I am going to perform a simple hypothesis testing to see if there is a difference in city miles per gallon between regular and premium fuel types.
First, we need to use dplyr to manipulate data.
library(dplyr)
I am using the mpg data that is under ggplot2 package. Using head function, we can see the first 6 rows.
mpg <- ggplot2::mpg
head(mpg)
## # A tibble: 6 x 11
## manufacturer model displ year cyl trans drv cty hwy fl class
## <chr> <chr> <dbl> <int> <int> <chr> <chr> <int> <int> <chr> <chr>
## 1 audi a4 1.8 1999 4 auto(~ f 18 29 p comp~
## 2 audi a4 1.8 1999 4 manua~ f 21 29 p comp~
## 3 audi a4 2 2008 4 manua~ f 20 31 p comp~
## 4 audi a4 2 2008 4 auto(~ f 21 30 p comp~
## 5 audi a4 2.8 1999 6 auto(~ f 16 26 p comp~
## 6 audi a4 2.8 1999 6 manua~ f 18 26 p comp~
I am selecting only the necessary columns and filtered so that only regular and premium fuel types remain.
test <- mpg %>%
select(fl, cty) %>%
filter(fl %in% c("r", "p"))
Now, we can check the outcome of data preparation below.

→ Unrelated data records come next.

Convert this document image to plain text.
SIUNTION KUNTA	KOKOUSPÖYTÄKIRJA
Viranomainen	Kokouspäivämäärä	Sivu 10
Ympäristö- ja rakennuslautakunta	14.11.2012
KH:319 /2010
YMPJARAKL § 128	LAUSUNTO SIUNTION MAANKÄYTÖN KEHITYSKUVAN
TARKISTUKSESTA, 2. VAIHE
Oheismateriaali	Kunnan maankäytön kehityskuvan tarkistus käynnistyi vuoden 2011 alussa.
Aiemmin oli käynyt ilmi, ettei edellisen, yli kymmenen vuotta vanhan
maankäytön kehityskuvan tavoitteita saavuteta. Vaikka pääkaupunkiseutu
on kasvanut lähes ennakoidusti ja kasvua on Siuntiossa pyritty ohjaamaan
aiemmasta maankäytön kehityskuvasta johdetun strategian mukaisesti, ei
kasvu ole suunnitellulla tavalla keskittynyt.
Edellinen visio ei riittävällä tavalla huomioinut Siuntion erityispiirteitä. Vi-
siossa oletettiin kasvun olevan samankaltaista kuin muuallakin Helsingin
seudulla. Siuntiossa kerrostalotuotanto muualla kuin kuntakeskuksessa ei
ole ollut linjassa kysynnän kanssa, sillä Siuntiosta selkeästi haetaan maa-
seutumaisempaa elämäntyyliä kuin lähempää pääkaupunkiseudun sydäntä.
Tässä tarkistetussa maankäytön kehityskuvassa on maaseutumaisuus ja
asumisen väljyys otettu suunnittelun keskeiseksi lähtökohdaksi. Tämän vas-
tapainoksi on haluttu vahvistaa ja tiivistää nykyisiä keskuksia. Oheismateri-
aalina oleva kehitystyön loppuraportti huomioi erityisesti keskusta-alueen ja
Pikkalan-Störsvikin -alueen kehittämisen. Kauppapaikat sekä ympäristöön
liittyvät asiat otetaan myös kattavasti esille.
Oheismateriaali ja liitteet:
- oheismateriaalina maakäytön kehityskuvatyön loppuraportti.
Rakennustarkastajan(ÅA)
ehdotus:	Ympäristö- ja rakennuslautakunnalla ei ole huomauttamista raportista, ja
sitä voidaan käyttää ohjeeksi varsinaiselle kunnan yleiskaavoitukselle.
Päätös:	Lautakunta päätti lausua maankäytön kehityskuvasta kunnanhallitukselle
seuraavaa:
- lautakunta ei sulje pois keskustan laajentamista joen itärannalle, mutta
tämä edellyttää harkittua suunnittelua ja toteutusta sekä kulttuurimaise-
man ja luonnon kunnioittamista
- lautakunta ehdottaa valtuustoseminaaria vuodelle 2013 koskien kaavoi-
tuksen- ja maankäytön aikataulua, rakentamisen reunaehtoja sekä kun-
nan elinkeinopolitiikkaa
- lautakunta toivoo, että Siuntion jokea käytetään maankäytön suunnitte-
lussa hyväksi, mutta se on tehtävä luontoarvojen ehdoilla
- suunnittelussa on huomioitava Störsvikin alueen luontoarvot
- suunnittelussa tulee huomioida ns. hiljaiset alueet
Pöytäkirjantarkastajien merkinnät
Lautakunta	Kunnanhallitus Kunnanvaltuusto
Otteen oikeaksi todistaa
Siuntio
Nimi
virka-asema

The table function will show how many records are there for each fuel type.
head(test)
## # A tibble: 6 x 2
## fl cty
## <chr> <int>
## 1 p 18
## 2 p 21
## 3 p 20
## 4 p 21
## 5 p 16
## 6 p 18
table(test$fl)
##
## p r
## 52 168
Now, here is the t-test.
t.test(data = test, cty ~ fl, var.equal = TRUE)
##
## Two Sample t-test
##
## data: cty by fl
## t = 1.0662, df = 218, p-value = 0.2875
## alternative hypothesis: true difference in means is not equal to 0
## 95 percent confidence interval:
## -0.5322946 1.7868733
## sample estimates:
## mean in group p mean in group r
## 17.36538 16.73810
From the test, we can not say that there is a difference in city miles per gallon between regular and premium fuel types.
The p-value is higher than 0.05 and the result is telling us that there is 28.75% chance that we got this result by chance, though actually there is no difference.
Again, there is a high chance that the difference between the mean of the two fuel types happened by chance.